Despite myriad public and private guidelines, reforms and standardization initiatives, many medical devices still require that their proprietary semantics and messaging format be translated to something more standardized to health IT systems. For the foreseeable future, medical device data system (MDDS) middleware will continue to be necessary to pull data from certain classes of medical devices using vendors’ specifications, then translate and communicate it to a system of record.

The breadth and scope of MDDS middleware’s capabilities facilitates ways in which hospitals, health systems and other provider organizations can uncover means to leverage the data that flows from a device into a system of record. The use of the data to improve patient care management and clinical decision making comes immediately to mind — but that only scratched the surface of what is possible.

Critical distinctions in middleware will define how that data can be used. While the capabilities of different middleware products overlap, there are key aspects of note for any enterprise deploying MDDS middleware to capture medical device data for operational charting and research.
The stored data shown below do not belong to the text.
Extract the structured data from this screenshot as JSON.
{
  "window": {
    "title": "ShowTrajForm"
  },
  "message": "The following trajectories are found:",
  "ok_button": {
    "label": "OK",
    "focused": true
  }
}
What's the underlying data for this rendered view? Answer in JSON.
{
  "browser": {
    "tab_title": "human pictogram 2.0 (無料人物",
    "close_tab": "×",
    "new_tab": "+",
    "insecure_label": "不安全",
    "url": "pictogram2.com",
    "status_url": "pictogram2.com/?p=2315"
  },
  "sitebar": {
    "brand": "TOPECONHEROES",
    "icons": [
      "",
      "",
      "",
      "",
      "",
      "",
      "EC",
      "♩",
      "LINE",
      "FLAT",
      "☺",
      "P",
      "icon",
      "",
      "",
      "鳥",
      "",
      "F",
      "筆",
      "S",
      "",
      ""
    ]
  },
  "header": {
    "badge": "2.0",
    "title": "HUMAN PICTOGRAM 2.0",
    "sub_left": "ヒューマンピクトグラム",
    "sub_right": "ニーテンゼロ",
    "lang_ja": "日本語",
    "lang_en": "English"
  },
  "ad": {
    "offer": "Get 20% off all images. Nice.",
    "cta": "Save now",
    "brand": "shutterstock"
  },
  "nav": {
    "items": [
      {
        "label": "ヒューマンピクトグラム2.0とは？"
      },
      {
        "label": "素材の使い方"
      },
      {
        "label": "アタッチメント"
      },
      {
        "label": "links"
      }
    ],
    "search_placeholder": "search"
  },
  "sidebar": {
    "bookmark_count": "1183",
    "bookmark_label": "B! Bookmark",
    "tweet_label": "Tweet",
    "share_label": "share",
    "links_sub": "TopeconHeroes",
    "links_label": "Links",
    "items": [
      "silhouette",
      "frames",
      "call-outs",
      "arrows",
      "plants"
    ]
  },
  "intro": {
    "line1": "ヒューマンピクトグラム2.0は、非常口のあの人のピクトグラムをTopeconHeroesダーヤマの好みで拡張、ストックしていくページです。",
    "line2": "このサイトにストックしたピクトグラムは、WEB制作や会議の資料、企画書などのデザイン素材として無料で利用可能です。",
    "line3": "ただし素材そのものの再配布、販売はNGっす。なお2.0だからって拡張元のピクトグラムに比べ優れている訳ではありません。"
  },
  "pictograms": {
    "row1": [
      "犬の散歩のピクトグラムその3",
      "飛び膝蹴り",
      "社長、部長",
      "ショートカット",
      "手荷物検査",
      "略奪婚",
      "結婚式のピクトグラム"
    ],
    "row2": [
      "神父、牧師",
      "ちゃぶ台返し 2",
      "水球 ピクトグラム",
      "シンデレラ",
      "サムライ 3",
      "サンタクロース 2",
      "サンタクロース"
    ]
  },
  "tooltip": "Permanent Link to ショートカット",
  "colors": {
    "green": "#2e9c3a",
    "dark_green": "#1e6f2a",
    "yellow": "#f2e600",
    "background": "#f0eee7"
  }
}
Minimally, MDDS middleware needs to be able to retrieve episodic data from a medical device and translate it to a standard format. Additionally, middleware should be able to retrieve data at variable speeds to meet the requirements of various clinical operational settings.

For example, clinical charting intervals normally vary based on clinical requirements from 30 seconds up to several hours. The ability to retrieve data at variable rates, including at the sub-seconds level, requires technical capability on the part of the middleware vendor, but it also requires regulatory capabilities in the form of FDA clearances, which indicates that the middleware has mitigated the risk associated with communicating higher frequency data for alarms and analysis — even patient monitoring and intervention.

In the health IT space, FDA 510(k) clearance governs medical device connectivity and communication to medical device data systems. One of the distinctions between medical device data systems that are intended for the use of charting and active monitoring is that those systems cleared for active monitoring have demonstrated the capability to reliably communicate data and alarms that are required for patient assessment and intervention.